Assuredly, throughout both works Elder maintains steadfast control, pulling everything together and ensuring a splendid internal balance of sound. It seems unfair to single out particular players or various sections for special praise in this highly compelling group performance. Maybe it’s my ears but I am always left wanting a deeper resonance from the Hallé double basses as I have come to expect from the top German orchestras in Berlin, Dresden and Munich. Recorded live at Bridgewater Hall, Manchester, the engineering team provides pleasing sound with presence and clarity revealing fine detail, and well balanced too. There is little in the way of extraneous noise on these live accounts and the applause has been removed. Booklet essays written by the late Michael Kennedy are to the usual scholarly standard, serving to remind me of this much missed figure at Manchester Hallé concerts. On a minor point, it’s puzzling why the symphonies are not ordered chronologically on the disc.

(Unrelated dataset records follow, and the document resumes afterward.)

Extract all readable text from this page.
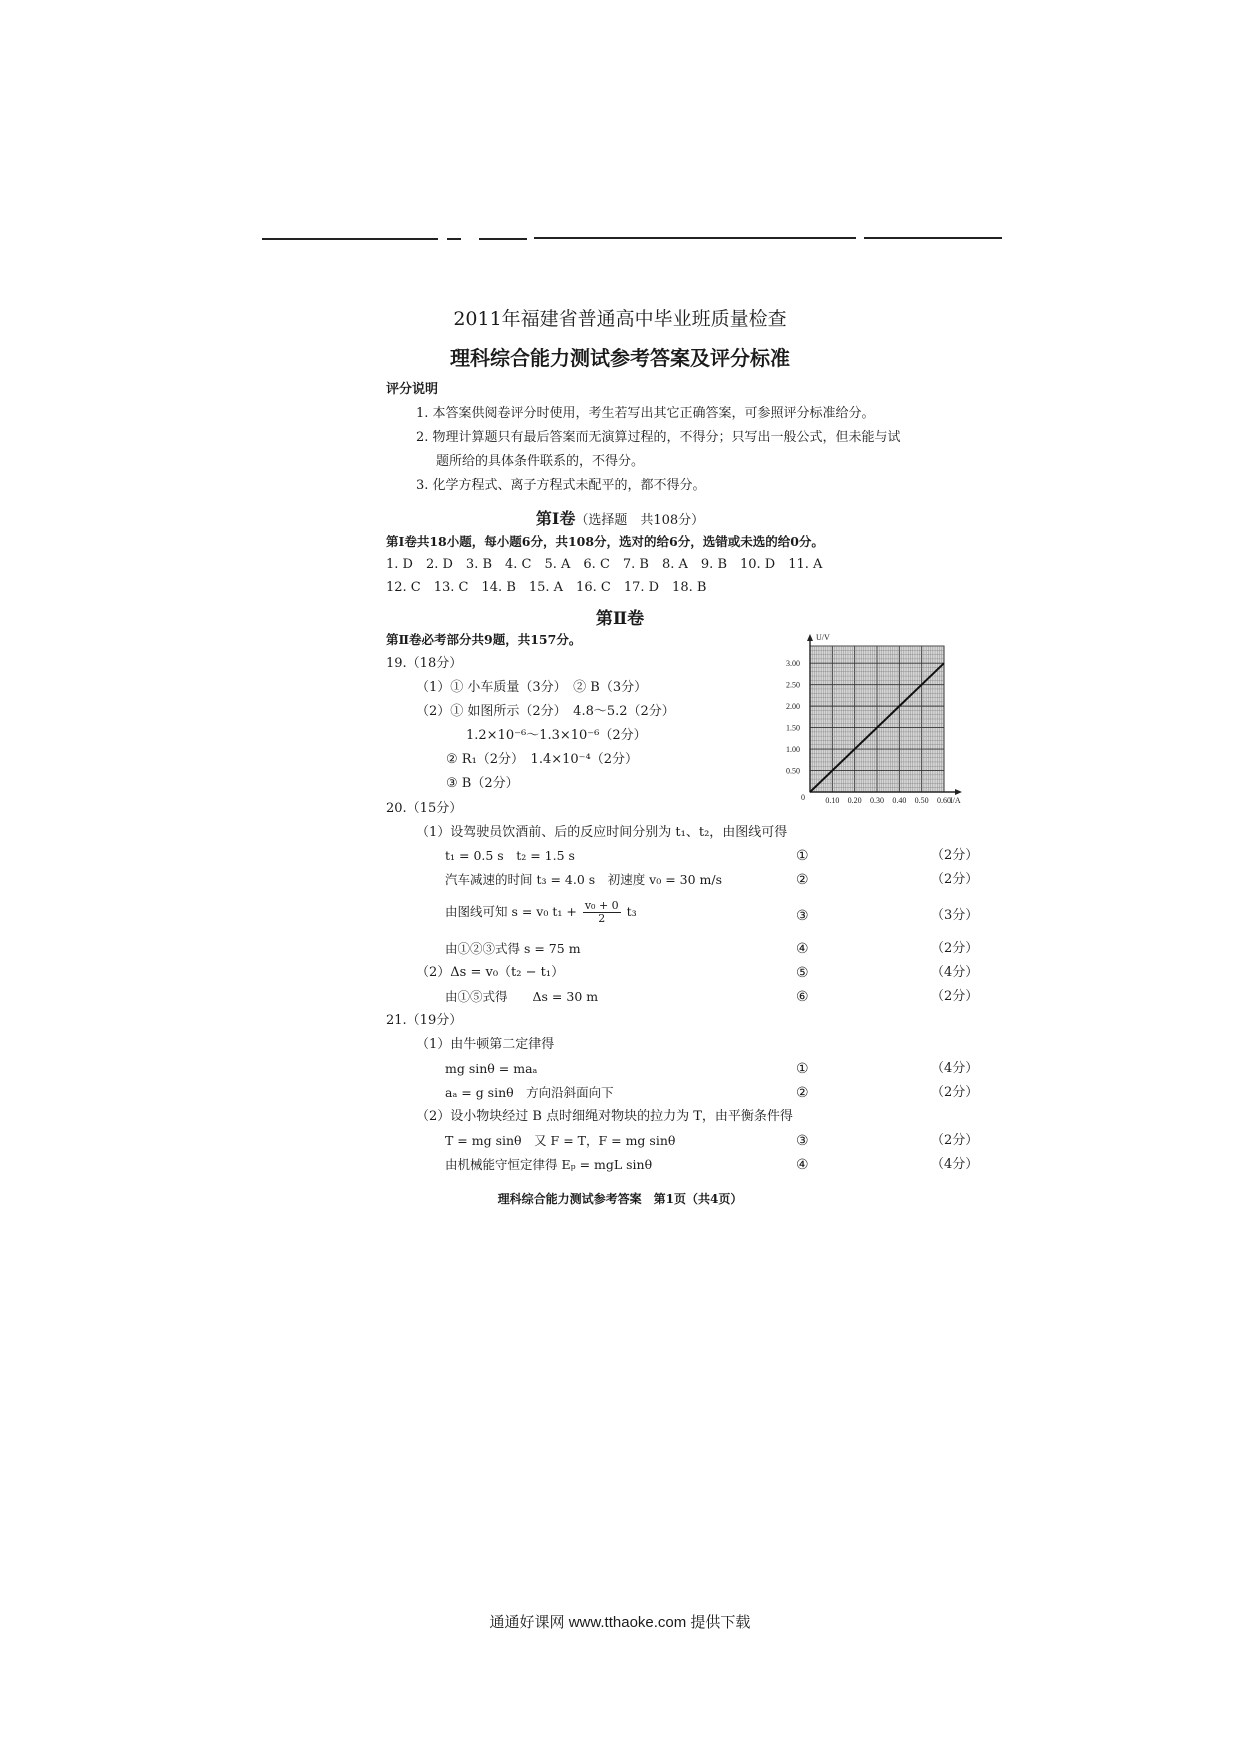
2011年福建省普通高中毕业班质量检查
理科综合能力测试参考答案及评分标准
评分说明
1. 本答案供阅卷评分时使用，考生若写出其它正确答案，可参照评分标准给分。
2. 物理计算题只有最后答案而无演算过程的，不得分；只写出一般公式，但未能与试
题所给的具体条件联系的，不得分。
3. 化学方程式、离子方程式未配平的，都不得分。
第Ⅰ卷（选择题　共108分）
第Ⅰ卷共18小题，每小题6分，共108分，选对的给6分，选错或未选的给0分。
1. D　2. D　3. B　4. C　5. A　6. C　7. B　8. A　9. B　10. D　11. A
12. C　13. C　14. B　15. A　16. C　17. D　18. B
第Ⅱ卷
第Ⅱ卷必考部分共9题，共157分。
19.（18分）
（1）① 小车质量（3分）　② B（3分）
（2）① 如图所示（2分）　4.8～5.2（2分）
1.2×10⁻⁶～1.3×10⁻⁶（2分）
② R₁（2分）　1.4×10⁻⁴（2分）
③ B（2分）
0.10 0.20 0.30 0.40 0.50 0.60
0.50
1.00
1.50
2.00
2.50
3.00
U/V
I/A
0
20.（15分）
（1）设驾驶员饮酒前、后的反应时间分别为 t₁、t₂，由图线可得
t₁ = 0.5 s　t₂ = 1.5 s	①	（2分）
汽车减速的时间 t₃ = 4.0 s　初速度 v₀ = 30 m/s	②	（2分）
由图线可知 s = v₀ $t_1 + \frac{\text{v₀ + 0}}{2} t_3$	③	（3分）
由①②③式得 s = 75 m	④	（2分）
（2）Δs = v₀（t₂ − t₁）	⑤	（4分）
由①⑤式得　　Δs = 30 m	⑥	（2分）
21.（19分）
（1）由牛顿第二定律得
mg sinθ = maₐ	①	（4分）
aₐ = g sinθ　方向沿斜面向下	②	（2分）
（2）设小物块经过 B 点时细绳对物块的拉力为 T，由平衡条件得
T = mg sinθ　又 F = T，F = mg sinθ	③	（2分）
由机械能守恒定律得 Eₚ = mgL sinθ	④	（4分）
理科综合能力测试参考答案　第1页（共4页）
通通好课网 www.tthaoke.com 提供下载
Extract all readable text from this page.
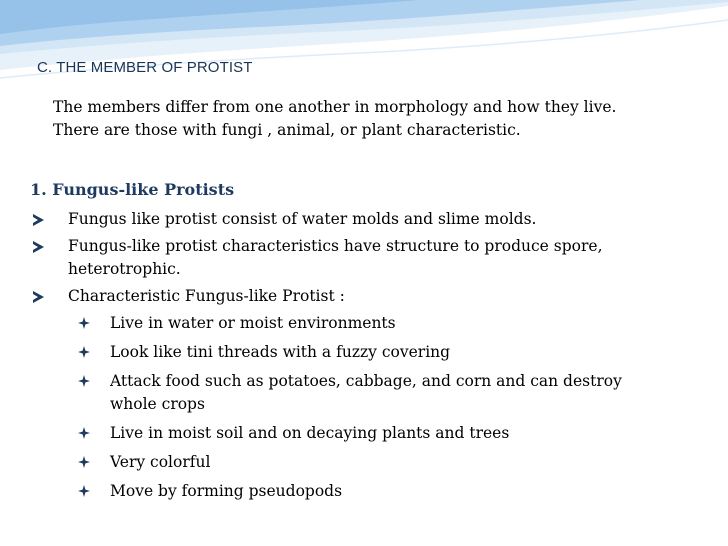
C. THE MEMBER OF PROTIST

The members differ from one another in morphology and how they live.
There are those with fungi , animal, or plant characteristic.

1. Fungus-like Protists
Fungus like protist consist of water molds and slime molds.
Fungus-like protist characteristics have structure to produce spore,
heterotrophic.
Characteristic Fungus-like Protist :
Live in water or moist environments
Look like tini threads with a fuzzy covering
Attack food such as potatoes, cabbage, and corn and can destroy
whole crops
Live in moist soil and on decaying plants and trees
Very colorful
Move by forming pseudopods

There are several excellent recordings of Vaughan Williams’s Fourth and Sixth Symphonies In the catalogue that I turn to first, namely Adrian Boult/New Philharmonia Orchestra on EMI (1967/68) and André Previn/London Symphony Orchestra on RCA Red Seal (1968/69). In the Sixth only, I admire the stunningly played recording by John Barbirolli/Symphonieorchester des Bayerischen Rundfunks on Orfeo (live 1970). Now with these outstanding live accounts of this pair of symphonies, the list of recommendable recordings unquestionably includes Mark Elder and the Hallé.
Michael Cookson
Note: to be released in October 2017
Concerning the order of the symphonies on the release
We find this question is not straightforward, since one substantial work can follow another on a CD with scarcely a pause, in a way no composer of Vaughan Williams’s era would have expected. (At least, it would have involved the fumbling turn-over of an LP!) Since selection of tracks is so easy for the listener to manage, it frees up the production process to consider factors other than, say, order of composition, when deciding on a disc’s composition. We agreed with Mark Elder’s feeling that the end of the 4th and similarly violent beginning of the 6th a semitone lower are best separated, and that on CD a reversal of order would be a satisfactory way of appreciating the start of both symphonies.